My family and I were part of Cornerstone Community for about eight years. For those of you who don’t know, Cornerstone is an Australian mission and discipling movement, and it’s been going for about as long as I’ve been alive. It’s far from perfect, but it must have been doing something right. There are countless well-meaning Christian communities that have imploded within their first five years. Why has God kept Cornerstone around? What is the magic ingredient?
I wonder if one of the things that God enjoys about Cornerstone is that, fundamentally, it’s a risk-taking venture. I’m sure those who are responsible for the organisation’s accounts will agree with me, but others might not be so sure. Well, trust me. I’ve been involved in local church leadership and been a member of the Baptist Union of Great Britain, so I know what I’m talking about. There are churches that consider themselves ‘edgy’ because they’ve recently changed the time of their evening service. There has always been a touch of the Mad Scientist about Cornerstone – “Well, if Jesus really said that, what happens if we try this..?” I think God likes it. I’m not sure there’s a risk-free way to build bridges to heaven.

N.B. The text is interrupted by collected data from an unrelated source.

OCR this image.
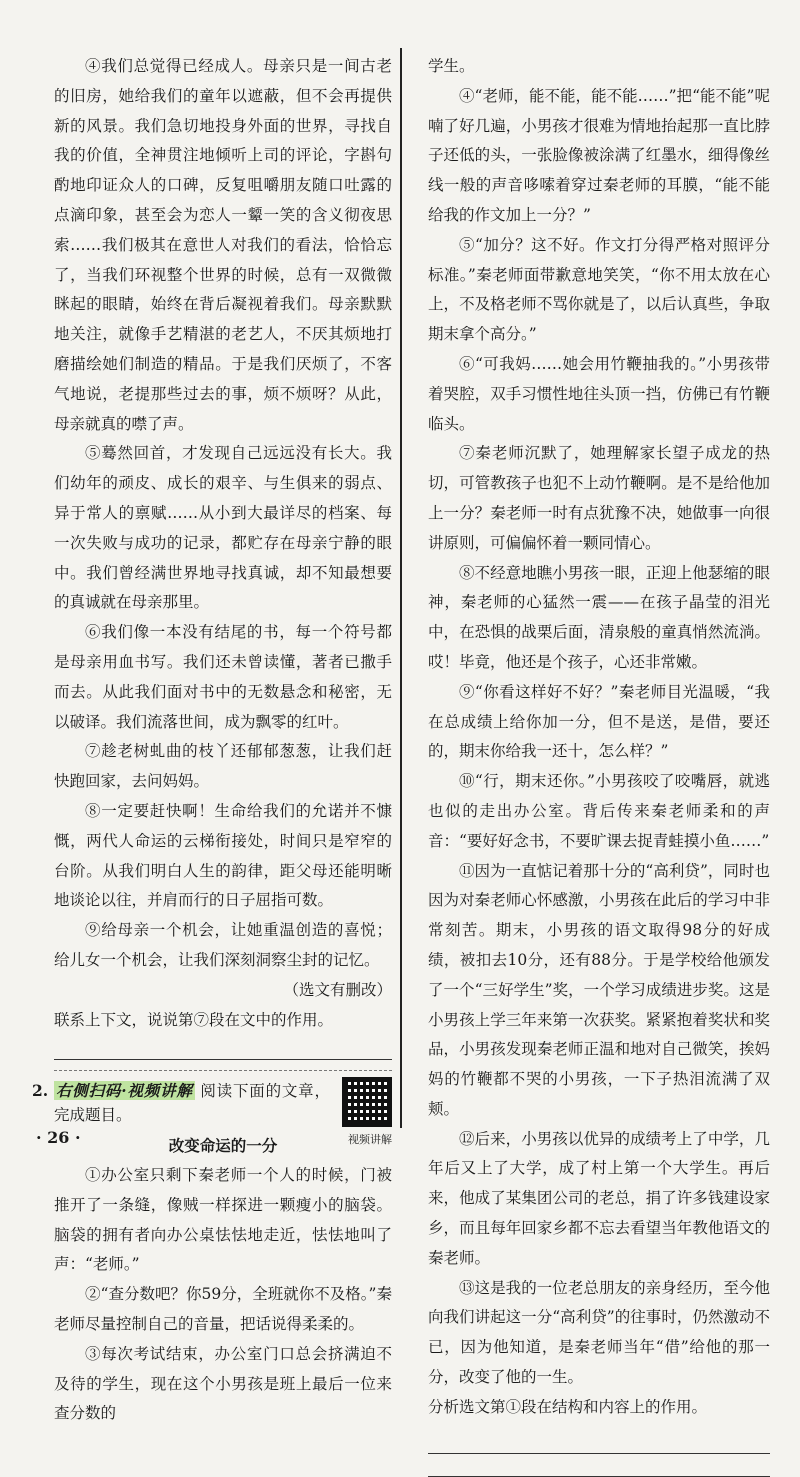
④我们总觉得已经成人。母亲只是一间古老的旧房，她给我们的童年以遮蔽，但不会再提供新的风景。我们急切地投身外面的世界，寻找自我的价值，全神贯注地倾听上司的评论，字斟句酌地印证众人的口碑，反复咀嚼朋友随口吐露的点滴印象，甚至会为恋人一颦一笑的含义彻夜思索……我们极其在意世人对我们的看法，恰恰忘了，当我们环视整个世界的时候，总有一双微微眯起的眼睛，始终在背后凝视着我们。母亲默默地关注，就像手艺精湛的老艺人，不厌其烦地打磨描绘她们制造的精品。于是我们厌烦了，不客气地说，老提那些过去的事，烦不烦呀？从此，母亲就真的噤了声。

⑤蓦然回首，才发现自己远远没有长大。我们幼年的顽皮、成长的艰辛、与生俱来的弱点、异于常人的禀赋……从小到大最详尽的档案、每一次失败与成功的记录，都贮存在母亲宁静的眼中。我们曾经满世界地寻找真诚，却不知最想要的真诚就在母亲那里。

⑥我们像一本没有结尾的书，每一个符号都是母亲用血书写。我们还未曾读懂，著者已撒手而去。从此我们面对书中的无数悬念和秘密，无以破译。我们流落世间，成为飘零的红叶。

⑦趁老树虬曲的枝丫还郁郁葱葱，让我们赶快跑回家，去问妈妈。

⑧一定要赶快啊！生命给我们的允诺并不慷慨，两代人命运的云梯衔接处，时间只是窄窄的台阶。从我们明白人生的韵律，距父母还能明晰地谈论以往，并肩而行的日子屈指可数。

⑨给母亲一个机会，让她重温创造的喜悦；给儿女一个机会，让我们深刻洞察尘封的记忆。

（选文有删改）

联系上下文，说说第⑦段在文中的作用。

2. 右侧扫码·视频讲解 阅读下面的文章，完成题目。
视频讲解

改变命运的一分

①办公室只剩下秦老师一个人的时候，门被推开了一条缝，像贼一样探进一颗瘦小的脑袋。脑袋的拥有者向办公桌怯怯地走近，怯怯地叫了声：“老师。”

②“查分数吧？你59分，全班就你不及格。”秦老师尽量控制自己的音量，把话说得柔柔的。

③每次考试结束，办公室门口总会挤满迫不及待的学生，现在这个小男孩是班上最后一位来查分数的

学生。

④“老师，能不能，能不能……”把“能不能”呢喃了好几遍，小男孩才很难为情地抬起那一直比脖子还低的头，一张脸像被涂满了红墨水，细得像丝线一般的声音哆嗦着穿过秦老师的耳膜，“能不能给我的作文加上一分？”

⑤“加分？这不好。作文打分得严格对照评分标准。”秦老师面带歉意地笑笑，“你不用太放在心上，不及格老师不骂你就是了，以后认真些，争取期末拿个高分。”

⑥“可我妈……她会用竹鞭抽我的。”小男孩带着哭腔，双手习惯性地往头顶一挡，仿佛已有竹鞭临头。

⑦秦老师沉默了，她理解家长望子成龙的热切，可管教孩子也犯不上动竹鞭啊。是不是给他加上一分？秦老师一时有点犹豫不决，她做事一向很讲原则，可偏偏怀着一颗同情心。

⑧不经意地瞧小男孩一眼，正迎上他瑟缩的眼神，秦老师的心猛然一震——在孩子晶莹的泪光中，在恐惧的战栗后面，清泉般的童真悄然流淌。哎！毕竟，他还是个孩子，心还非常嫩。

⑨“你看这样好不好？”秦老师目光温暖，“我在总成绩上给你加一分，但不是送，是借，要还的，期末你给我一还十，怎么样？”

⑩“行，期末还你。”小男孩咬了咬嘴唇，就逃也似的走出办公室。背后传来秦老师柔和的声音：“要好好念书，不要旷课去捉青蛙摸小鱼……”

⑪因为一直惦记着那十分的“高利贷”，同时也因为对秦老师心怀感激，小男孩在此后的学习中非常刻苦。期末，小男孩的语文取得98分的好成绩，被扣去10分，还有88分。于是学校给他颁发了一个“三好学生”奖，一个学习成绩进步奖。这是小男孩上学三年来第一次获奖。紧紧抱着奖状和奖品，小男孩发现秦老师正温和地对自己微笑，挨妈妈的竹鞭都不哭的小男孩，一下子热泪流满了双颊。

⑫后来，小男孩以优异的成绩考上了中学，几年后又上了大学，成了村上第一个大学生。再后来，他成了某集团公司的老总，捐了许多钱建设家乡，而且每年回家乡都不忘去看望当年教他语文的秦老师。

⑬这是我的一位老总朋友的亲身经历，至今他向我们讲起这一分“高利贷”的往事时，仍然激动不已，因为他知道，是秦老师当年“借”给他的那一分，改变了他的一生。

分析选文第①段在结构和内容上的作用。

· 26 ·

There’s a lot of theology you can be wrong about, and still be a Christian. Predestination, women in leadership, the Rapture, what worship really is, the role of Israel in God’s plans, what the point of the Sabbath is, whether or not Donald Trump is the Antichrist etc. I used to think that my position on some of those things was really important. Now I’m not so sure. However, I do know that there are plenty of churches where the stuff about Jesus being God and dying for our sins and all that is just a given, and that the real meat and drink is in the kind of stuff that I’ve just listed – and you’d better make sure that you believe the right things. I know of at least one church where ministers are selected based on their response to a grilling from the congregation about these kind of issues (maybe not the Donald Trump one).
The thing is, what happens if you subconsciously create a church environment where it’s a terrible crime to believe the wrong thing about these topics? What if everyone has to be on the same page about everything, or they’re persona non grata? What if what you’ve communicated over the years is not actually the gospel, but rather the message that the worst sin in the world is to get it wrong? What happens to a church like that? It won’t be a risk-taking church, because the problem with risks is that sometimes you can get it very wrong.

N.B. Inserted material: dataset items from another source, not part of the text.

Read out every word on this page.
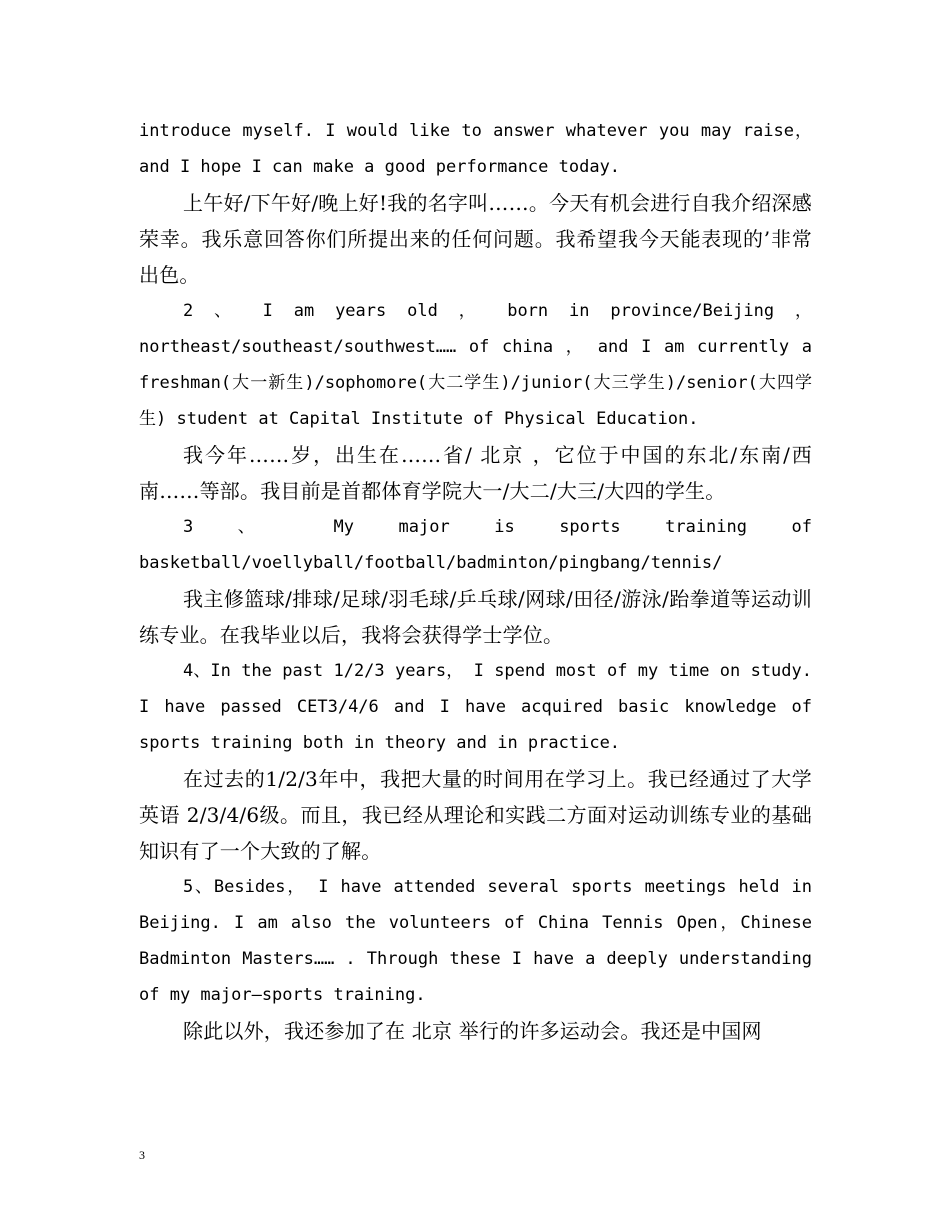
introduce myself. I would like to answer whatever you may raise， and I hope I can make a good performance today.

上午好/下午好/晚上好!我的名字叫……。今天有机会进行自我介绍深感荣幸。我乐意回答你们所提出来的任何问题。我希望我今天能表现的’非常出色。

2 、 I am years old ， born in province/Beijing ， northeast/southeast/southwest…… of china ， and I am currently a freshman(大一新生)/sophomore(大二学生)/junior(大三学生)/senior(大四学生) student at Capital Institute of Physical Education.

我今年……岁，出生在……省/ 北京 ，它位于中国的东北/东南/西南……等部。我目前是首都体育学院大一/大二/大三/大四的学生。

3 、 My major is sports training of basketball/voellyball/football/badminton/pingbang/tennis/

我主修篮球/排球/足球/羽毛球/乒乓球/网球/田径/游泳/跆拳道等运动训练专业。在我毕业以后，我将会获得学士学位。

4、In the past 1/2/3 years， I spend most of my time on study. I have passed CET3/4/6 and I have acquired basic knowledge of sports training both in theory and in practice.

在过去的1/2/3年中，我把大量的时间用在学习上。我已经通过了大学 英语 2/3/4/6级。而且，我已经从理论和实践二方面对运动训练专业的基础知识有了一个大致的了解。

5、Besides， I have attended several sports meetings held in Beijing. I am also the volunteers of China Tennis Open，Chinese Badminton Masters…… . Through these I have a deeply understanding of my major—sports training.

除此以外，我还参加了在 北京 举行的许多运动会。我还是中国网

3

I remember taking a very specific risk once, and it going wrong. I crashed and burned in a humiliating way. The scars from that failure are still with me – all these years later and I still haven’t totally recovered. But I don’t regret it for a second, because I know that if God ever brings it up in conversation I can say, “Sure God, it didn’t work out brilliantly, but at least I tried.” I’m sure that God’s response will be to smile, because He is a risk-taking God and has a soft spot for risk-taking children. I remember hearing a story once about a woman who criticised D.L. Moody for the way that he evangelised. His response: “I like my way of doing it better than your way of not doing it”. I think that God agrees.
When I read ‘The Parable of the Talents’ another thought that I can’t get out of my head is that there are no rewards, no prizes in heaven for caution. Quite the opposite, in fact. Sometimes, as I read it, I wonder what the master’s response would have been if the servant with five talents had lost them all in his investment scheme. I like to think that he would still had more time for that servant than for the one who sat on his hands. I don’t know for sure, and such speculation doesn’t really have a place in the interpretation of parables anyway. Jesus told it to make a specific point, and a different point would have required a different parable altogether. Maybe if he’d been surrounded by reckless, careless disciples he would have told a parable about a man who suffered because of a foolish risk, but as it is he told a parable about a man who was rejected by his master because he was too cautious and not risk-taking enough. I wonder why he felt the need to tell us that one?
I understand that there is a regiment within the British Army (and also several other special forces units around the world) that has as its motto ‘Who dares, wins’.
They could be on to something, James.
I have heard that the motto of my local Apathy Society is ‘Who cares who wins’, but that is probably apocryphal. Who knows? Who cares?